L’écrivain Éric-Emmanuel Schmitt passionné de musique classique, qui a publié plusieurs romans et spectacles sur Frédéric Chopin a accepté d’écrire l’édito de l’album « A la Mazur » du pianiste Gaspard Dehaene.
« Chopin constitue toujours une révélation pour qui se rend disponible aux révélations. D’où vient sa puissance sur nous ? De sa fragilité.
Chopin ne crie pas, il parle ; mieux, il murmure : si ce n’est pas l’idéal pour se faire entendre, c’est le vrai moyen d’être écouté. La musique de Chopin s’insinue en nous, simplement, souplement, quasi silencieusement, atteignant le plus intime de l’intime. Quiconque pénètre jusque-là nous laisse non seulement une trace, mais un feu. Et ce feu nous transforme.
Si Chopin révéla sa vocation musicale à Gaspard Dehaene, il me révéla le piano. Ce buffet massif que torturait quotidiennement ma sœur aînée cessa de tourmenter mes nerfs quand ma tante Aimée s’assit en face de lui puis imposa aux touches un nocturne de Chopin. Ma vie entière ne suffira pas à comprendre ce qui se produisit alors : c’était de la musique et aussi de la lumière, c’était la nostalgie et l’émerveillement devant le pur présent, c’était un maître et pourtant un frère.

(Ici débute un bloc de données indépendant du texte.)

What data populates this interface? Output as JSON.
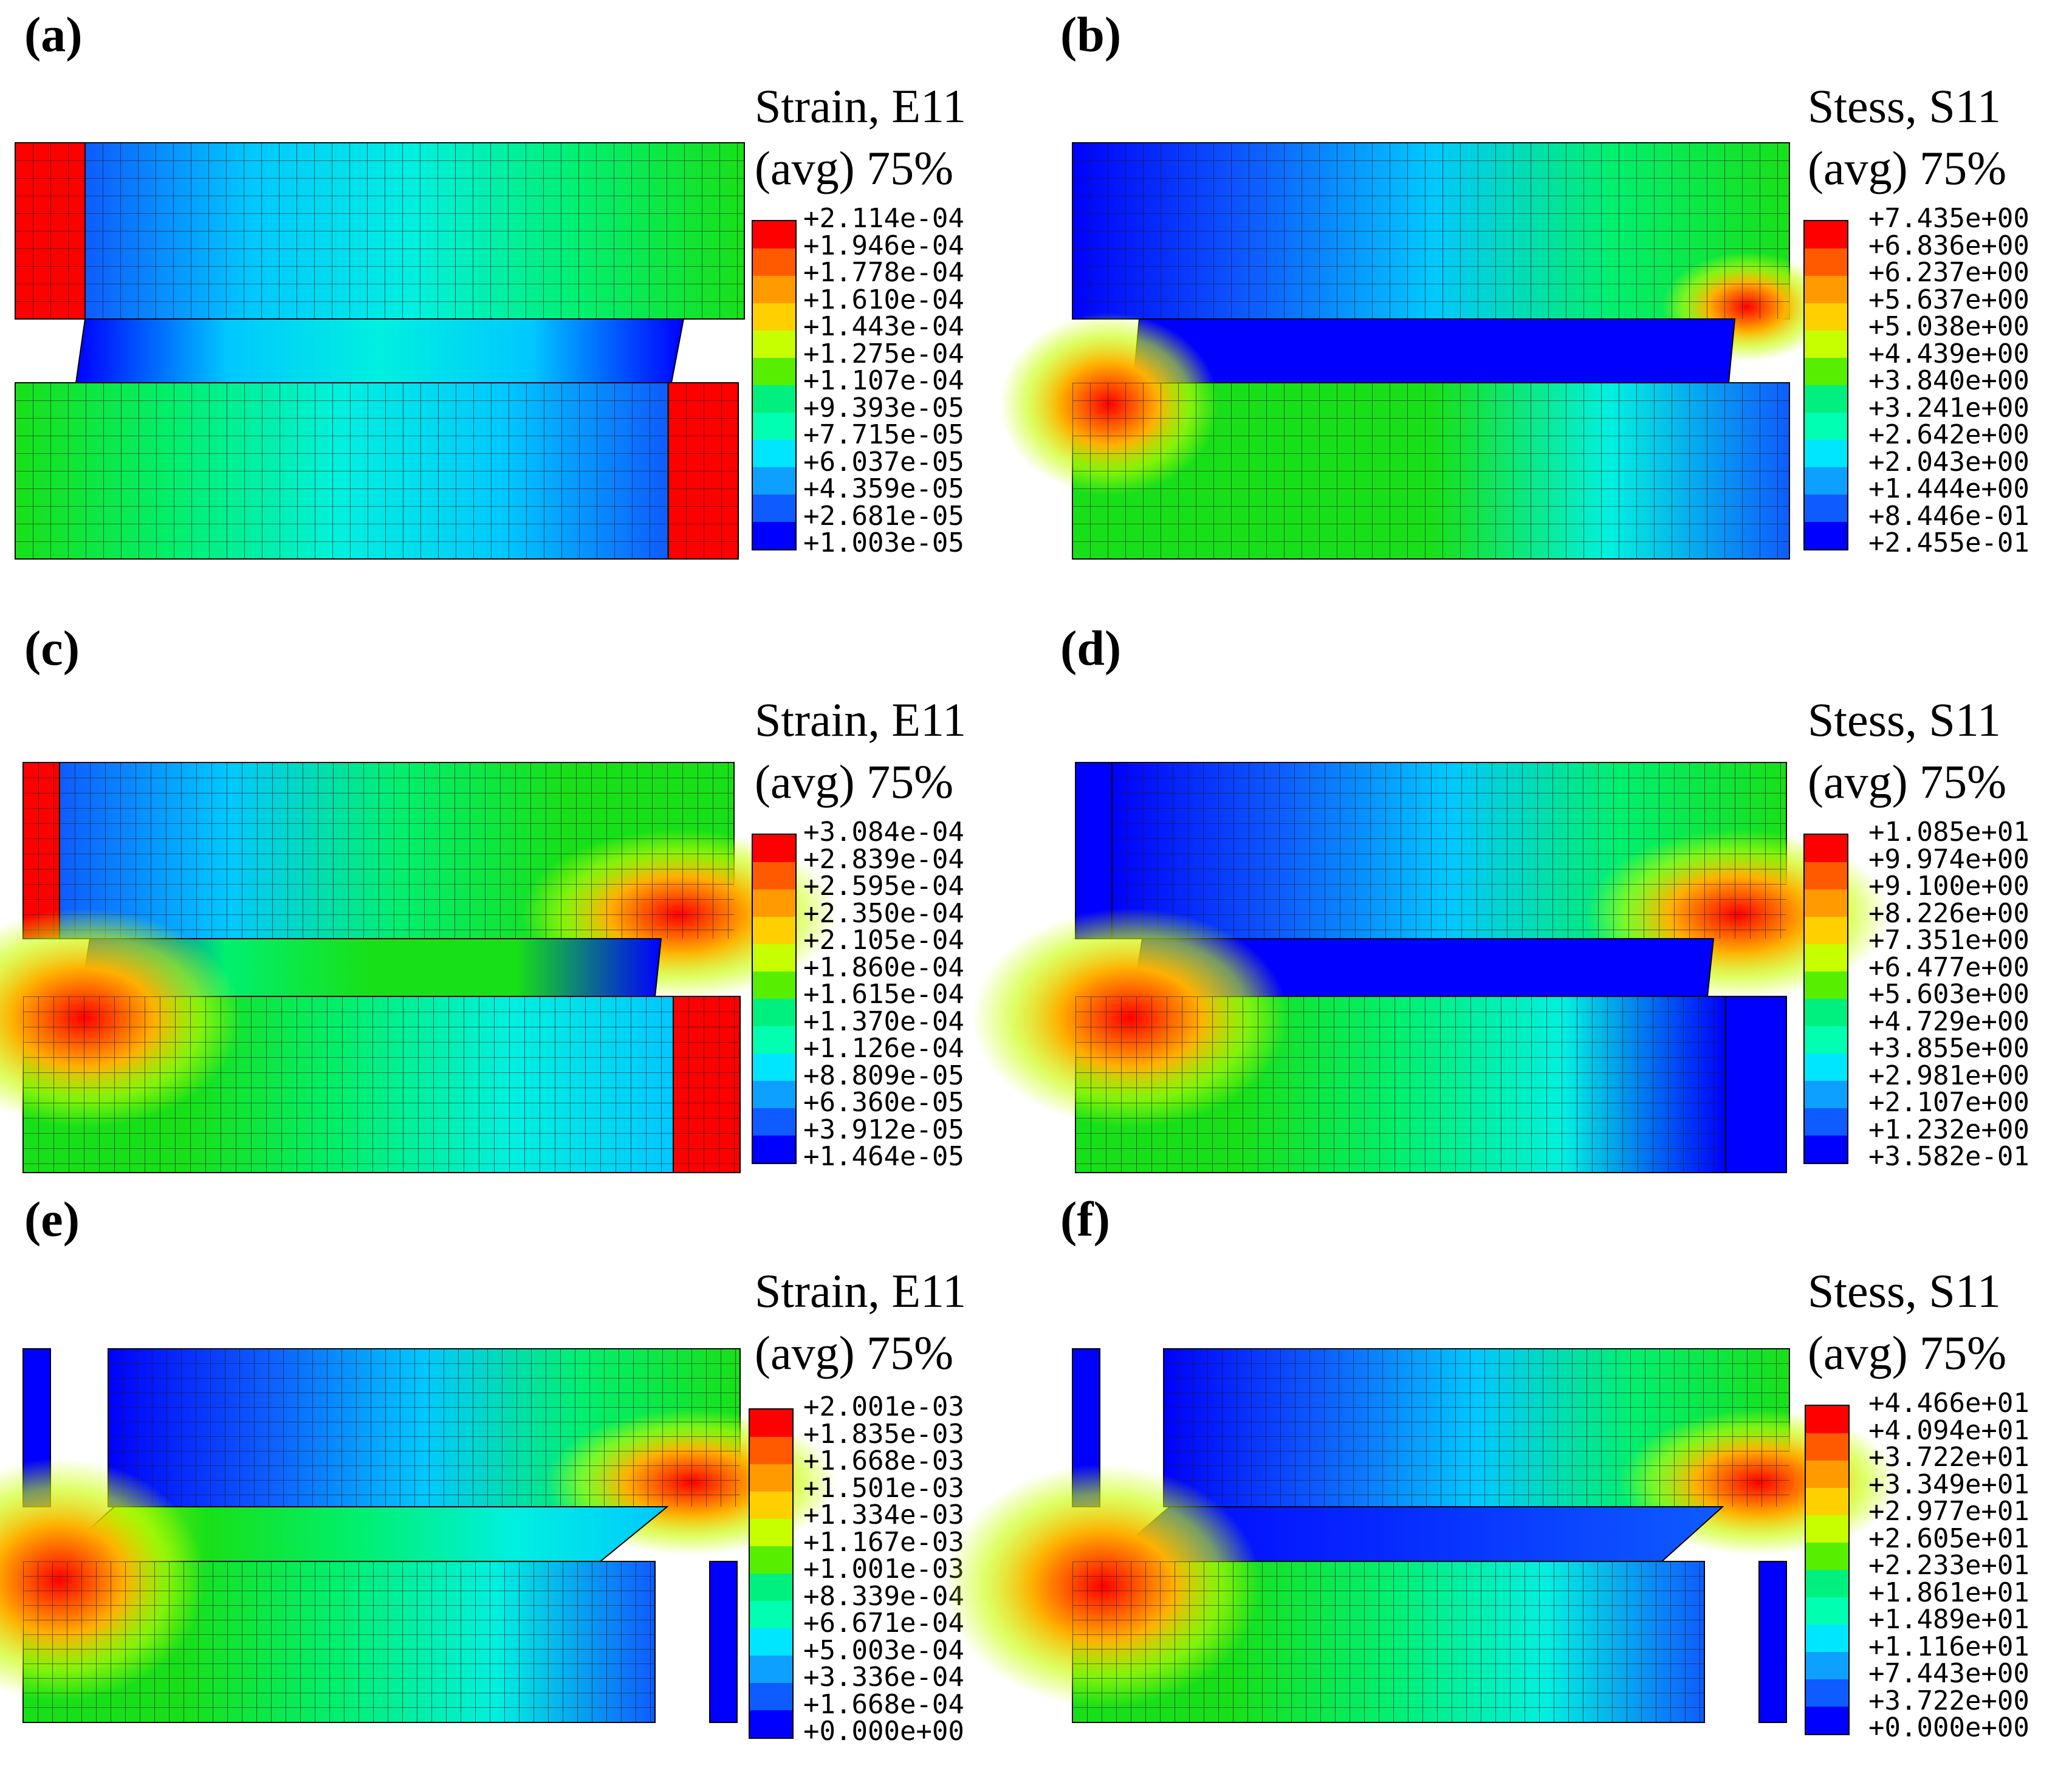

J’entrepris d’apprendre le piano afin de jouer Chopin. Je n’y suis jamais parvenu. Pourquoi ? À cause de mes doigts d’amateur : ils aiment, mais aimer exige davantage, il faudrait se donner les moyens de bien aimer. Mes doigts arrivent à restituer une couche du texte, pas les mille autres. Durant ses interprétations, Gaspard Dehaene, lui, réussit à rendre tout, la dynamique, l’allant inexorable, l’épanchement bref, la mélancolie, l’énergie, le chant dominant, ses multiples sous-chants, la profondeur des basses, et surtout l’expansion naturelle d’un souffle d’âme dont le secret réside sans nul doute dans le rubato.
Chopin a dit : « il n’est pas de musique sans arrière-pensée »… Selon moi, on se méprend sur cette phrase. Bien sûr on l’utilise pour relier Chopin à la Pologne perdue, à son enfance, à son désespoir. Cependant je ne crois pas qu’une musique raconte. Elle provoque des sentiments, elle ne les exprime pas. Elle engendre de la pensée, elle ne la transcrit pas. Victor Hugo, quoique moins musicien que Georges Sand, écrivit : « la musique est du bruit qui pense ». J’ai envie de préciser : « la musique, c’est du bruit qui fait penser ».
Album de Gaspard Dehaene sortie chez 1001 Notes en janvier 2022
Liszt le généreux, Liszt qui servit davantage Chopin que Chopin ne servit Liszt, témoigna qu’après un concert de son ami, « une des femmes les plus distinguées de Paris » lui demanda « de quel nom il appellerait le sentiment extraordinaire qu’il renfermait dans ses compositions ». Flatté, légèrement embarrassé, Chopin s’épancha maladroitement, il évoqua le « regret intense » qui forme « le sol de son cœur », pour conclure ensuite que seul le mot polonais Zal peut nommer ce sentiment.
Est-ce traduisible en français ? Non, ce n’est traduisible qu’en Chopin. Finalement, on présume que la France offrit l’écrin de ce Zal, et l’on remercie vivement la France. Or Chopin, s’il ne se trompe pas quand il compose, s’égare lorsqu’il discourt : nul besoin d’être polonais pour sentir ce Zal, ni exilé, ni expérimenté. À huit ans, je le saisissais. Tout enfant est toujours assez vieux pour éprouver la nostalgie du beau.
Quelques clichés colportés par l’histoire perturbent notre appréhension de Chopin. Ainsi, on rappelle souvent ses souffrances physiques. Certes, la maladie, il l’affronta durement – tuberculose ou mucoviscidose -, mais son corps de pianiste ne fut jamais un corps malade, il demeura un corps sain, athlétique, vif, supérieur. Le piano constitua la santé de Chopin. Et l’interprète parfait de Chopin reste un sportif doté d’une âme.